Early-onset absence epilepsy and paroxysmal dyskinesia
Guerrini R, Sanchez-Carpintero R, Deonna T, Santucci M, Bhatia KP, Moreno T, Parmeggiani L, Bernardina BD.
Neurosciences Unit, Great Ormond Street Hospital for Sick Children and Institute of Child Health, University College London, London, England.
Date: Oct 1, 2002Pediatrics [SP]
To report on the association of childhood absence epilepsy and paroxysmal dyskinesia (PD).
We describe six patients aged 6 to 27 years (mean, 14 years) who were identified in five centers participating in a European study group. Patients had been followed up clinically from the first symptoms and had been studied with video-EEG recordings of absence seizures, videotaping of dyskinetic attacks, and brain magnetic resonance imaging (MRI).

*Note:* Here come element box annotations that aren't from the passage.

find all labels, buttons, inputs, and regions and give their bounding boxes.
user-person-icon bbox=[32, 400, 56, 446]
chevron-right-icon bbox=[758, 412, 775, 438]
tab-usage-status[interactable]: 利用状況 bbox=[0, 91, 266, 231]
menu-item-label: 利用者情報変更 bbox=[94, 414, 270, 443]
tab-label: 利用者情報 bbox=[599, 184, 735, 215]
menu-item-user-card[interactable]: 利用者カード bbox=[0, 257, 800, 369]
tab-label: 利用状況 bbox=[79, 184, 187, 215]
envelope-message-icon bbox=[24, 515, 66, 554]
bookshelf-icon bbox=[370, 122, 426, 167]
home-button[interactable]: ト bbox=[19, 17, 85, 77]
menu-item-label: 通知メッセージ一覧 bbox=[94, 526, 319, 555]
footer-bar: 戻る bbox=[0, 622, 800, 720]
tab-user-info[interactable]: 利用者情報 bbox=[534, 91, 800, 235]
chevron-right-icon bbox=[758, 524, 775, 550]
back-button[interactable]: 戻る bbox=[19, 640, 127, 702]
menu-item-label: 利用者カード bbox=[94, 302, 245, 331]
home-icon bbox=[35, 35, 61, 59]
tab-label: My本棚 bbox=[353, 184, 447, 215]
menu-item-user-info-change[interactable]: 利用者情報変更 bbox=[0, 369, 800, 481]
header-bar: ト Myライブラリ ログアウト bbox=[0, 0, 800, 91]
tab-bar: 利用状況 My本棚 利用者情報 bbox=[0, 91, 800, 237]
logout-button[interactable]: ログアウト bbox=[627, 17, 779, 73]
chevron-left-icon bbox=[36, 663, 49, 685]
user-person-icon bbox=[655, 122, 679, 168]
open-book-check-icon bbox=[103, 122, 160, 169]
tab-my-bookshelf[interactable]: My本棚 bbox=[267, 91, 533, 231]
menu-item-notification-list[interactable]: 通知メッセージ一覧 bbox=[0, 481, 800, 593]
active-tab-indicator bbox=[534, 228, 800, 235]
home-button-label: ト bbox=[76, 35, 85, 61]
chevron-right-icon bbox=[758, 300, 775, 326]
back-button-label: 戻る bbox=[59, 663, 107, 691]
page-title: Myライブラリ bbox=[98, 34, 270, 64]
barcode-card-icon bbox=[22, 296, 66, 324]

Four patients were sporadic, and two were siblings. Age at onset of absence seizures was unusually early (range, 3 months to 3 years 6 months; mean, 16 months), with four children having their first episodes within the first year of life, and the remaining two by age 3 years 6 months. Resistance to multiple appropriate drugs was seen in five children, in four of whom absences improved remarkably when ethosuximide was added. Absences remitted between age 8 and 13 years in the three patients in whom follow-up was long enough. Different types of PD were seen including paroxysmal kinesigenic dyskinesia (one patient), paroxysmal exercise-induced dystonia (three patients), and paroxysmal tonic upgaze (two siblings). In most patients, PD appeared at a later age than, co-occurred with, and outlasted absence seizures. Only in the two siblings with tonic upgaze, dyskinetic attacks had an earlier onset. PD improved with increasing age and did not usually produce severe disability.
There is a widening spectrum of epilepsy and PD syndromes, within which epilepsy has the characteristics of the common idiopathic syndromes, with some atypical features.